E-bay advert popped up with no pics. One of those kinda under the radar ads that people miss. So, blue, P reg, 140k miles, good ad with nothing in it that shouldn't be - like heated number plates and selectable 6 wheel drive. Only 100 miles away too. So I rang the bloke. He said, 'Just about to put some pics up". Chatted to him told him what I wanted, he indicated that this was straight and square. So I said, right, get the pics on and if it looks decent, expect me in the morning at 10.30.
Late on, the pics appear, so I ring him straight away. It rings and rings until voicemail come in. I leave a message. I had already mailed him too. Said I liked it and if it checked out below the waist, I'd drive it away. Left him contact details. I found a second email addy for him, so sent him another detailed message.
That night, I Googled the B'Jesus out of him and his business. Now, his site says he's been a faimily business for 60 years and has other stuff. But his address is the middle of an Asda car park. But Google Earth can be a bit behind and in little towns like Burnley, streets get chopped in half by things like this.
Up early, big bag of cash etc etc, flew up there. Took 2 hours and got there bang on opening time. Obviously I couldn't see him there, so I rang him.
"Hi it's Chris, I'm up to see the Cruiser only I can't find you"
"No you aren't" he says. "Not today - you should've rung, like you are now, where are you?"
"in Asda's car park - whadya mean not today?"
"No chance, not today, far too busy, I've all sorts to do, you should have let me know"
"Like when I rang you yesterday, and then left you a message on you voicemail?"
"I haven't checked my messages"
"Well then that's not much help is it, but it's why I sent you two e-mails to make sure"

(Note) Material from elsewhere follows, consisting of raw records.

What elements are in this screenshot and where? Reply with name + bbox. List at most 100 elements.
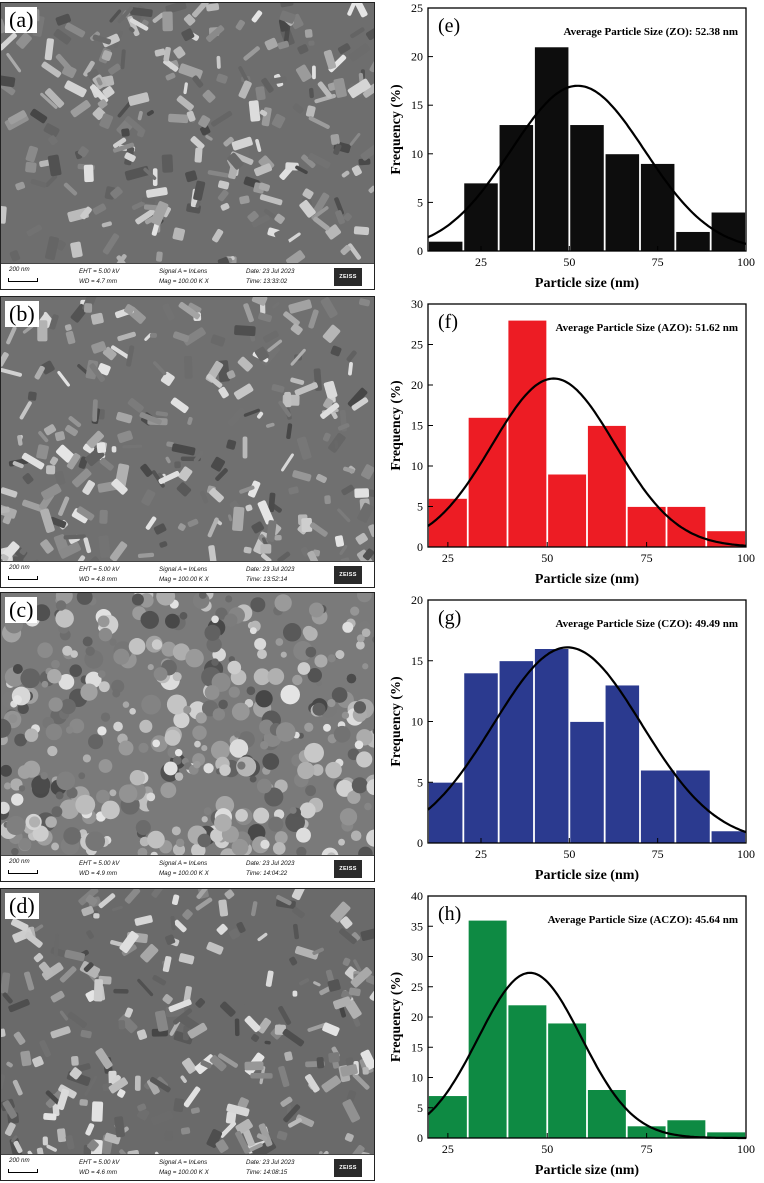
sem-grain	[216, 55, 221, 69]
sem-grain	[275, 722, 296, 742]
y-tick-label: 30	[411, 297, 423, 311]
histogram-bar	[507, 319, 548, 548]
sem-grain	[237, 1097, 249, 1109]
gaussian-fit-curve	[427, 84, 747, 245]
sem-grain	[365, 974, 374, 985]
sem-grain	[196, 889, 213, 899]
sem-panel-c: (c) 200 nm EHT = 5.00 kV WD = 4.9 mm Sig…	[0, 592, 375, 882]
sem-grain	[1, 1028, 6, 1038]
sem-grain	[283, 311, 300, 326]
sem-grain	[49, 516, 67, 529]
x-tick-label: 25	[442, 1142, 454, 1156]
sem-grain	[173, 919, 187, 933]
sem-grain	[12, 664, 23, 674]
sem-grain	[353, 226, 370, 236]
sem-grain	[118, 1020, 126, 1030]
sem-grain	[77, 146, 89, 158]
sem-grain	[208, 545, 217, 564]
sem-grain	[254, 163, 272, 177]
sem-grain	[121, 944, 137, 956]
sem-grain	[24, 728, 39, 742]
sem-databar: 200 nm EHT = 5.00 kV WD = 4.8 mm Signal …	[1, 561, 374, 587]
sem-grain	[200, 125, 211, 136]
sem-grain	[113, 648, 130, 665]
sem-grain	[308, 40, 315, 46]
sem-databar: 200 nm EHT = 5.00 kV WD = 4.9 mm Signal …	[1, 855, 374, 881]
sem-grain	[312, 192, 330, 216]
sem-grain	[256, 1133, 268, 1141]
sem-grain	[162, 11, 173, 32]
sem-grain	[259, 109, 268, 117]
x-axis-label: Particle size (nm)	[535, 1163, 640, 1178]
sem-grain	[202, 89, 216, 103]
sem-grain	[47, 154, 62, 177]
sem-grain	[292, 674, 303, 686]
sem-grain	[314, 654, 328, 668]
sem-grain	[87, 1139, 99, 1152]
sem-grain	[207, 170, 229, 178]
sem-grain	[112, 142, 135, 153]
sem-grain	[277, 551, 291, 563]
sem-grain	[343, 466, 355, 474]
sem-grain	[231, 702, 250, 721]
sem-grain	[82, 754, 91, 763]
sem-grain	[139, 412, 162, 425]
sem-grain	[63, 534, 86, 540]
sem-grain	[171, 894, 180, 906]
sem-grain	[18, 785, 26, 792]
wd-value: WD = 4.9 mm	[79, 870, 117, 877]
sem-grain	[48, 697, 63, 712]
sem-grain	[146, 187, 168, 198]
sem-grain	[122, 701, 130, 708]
sem-grain	[260, 741, 269, 750]
sem-grain	[262, 753, 280, 770]
sem-grain	[295, 165, 308, 175]
sem-grain	[219, 764, 231, 776]
sem-grain	[51, 842, 60, 851]
sem-grain	[261, 553, 272, 563]
sem-grain	[280, 651, 287, 658]
histogram-bar	[640, 163, 676, 252]
sem-grain	[198, 593, 207, 599]
x-tick-label: 100	[737, 847, 755, 861]
sem-grain	[28, 407, 39, 417]
sem-grain	[165, 72, 176, 81]
sem-grain	[206, 373, 223, 388]
sem-grain	[68, 416, 82, 428]
sem-grain	[327, 979, 341, 992]
signal-value: Signal A = InLens	[159, 860, 208, 867]
sem-grain	[152, 739, 161, 748]
sem-grain	[22, 473, 34, 485]
histogram-bar	[547, 1022, 587, 1139]
sem-grain	[43, 1112, 57, 1121]
sem-grain	[235, 19, 245, 31]
sem-grain	[69, 1067, 82, 1080]
sem-grain	[110, 186, 123, 199]
panel-label: (c)	[5, 597, 38, 623]
sem-grain	[255, 138, 262, 152]
sem-grain	[256, 778, 272, 794]
histogram-h: 0 5 10 15 20 25 30 35 40 25 50 75 100 Particle size (…	[380, 888, 764, 1183]
sem-grain	[353, 3, 368, 18]
sem-grain	[183, 14, 196, 26]
sem-grain	[109, 541, 128, 562]
sem-grain	[17, 765, 32, 779]
sem-grain	[192, 725, 207, 740]
sem-grain	[98, 627, 113, 642]
sem-grain	[93, 913, 100, 919]
sem-grain	[209, 488, 224, 503]
sem-grain	[309, 522, 328, 537]
sem-grain	[322, 432, 331, 442]
sem-grain	[11, 847, 19, 856]
sem-grain	[285, 162, 299, 171]
sem-grain	[14, 733, 27, 747]
sem-grain	[297, 662, 311, 675]
sem-grain	[95, 1048, 113, 1070]
sem-grain	[357, 593, 372, 603]
sem-grain	[271, 384, 285, 393]
sem-grain	[334, 440, 339, 449]
sem-grain	[97, 363, 111, 376]
sem-grain	[207, 517, 219, 538]
average-size-annotation: Average Particle Size (ACZO): 45.64 nm	[548, 914, 738, 926]
sem-grain	[209, 1055, 227, 1072]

"Oh, I haven't checked my e-mails"
"So, what can we do then?"
"Nothing"
"Nothing, why not, I've driven 2 hours to see this, I might as well see it at least"
"Not going to happen, anyway, it's just gone in for an MOT"
"Right I'll go and see it there then"
"Nooo, noo. Sorry fella. No, you can't do that"
"Why not?"
"It's not there at the minute - where you are; it's in Rochdale"
"Ok so what next, I have wasted my time"
"Well, it's a lovely day and the countryside is beautiful, there's plenty to go and see"
Me, keeping calm "No I don't think I shall bother, I have another one to go and look at that I think I might buy instead"
"Well I don't mind that, anyway, the Missus isn't too keen on selling it anyway"
End of conversation. I won't swear, but if you take every single expletive that you have ever heard, string them all together and spit nails whilst you scream them into a cupboard, you won't even be close.


















Obviously today, having read his mails and taken his messages, he's now up to speed, has rung me and apologised profusely, offered me first refusal and an assurance of a good deal obviously. HAS HE F*&%!!!!!!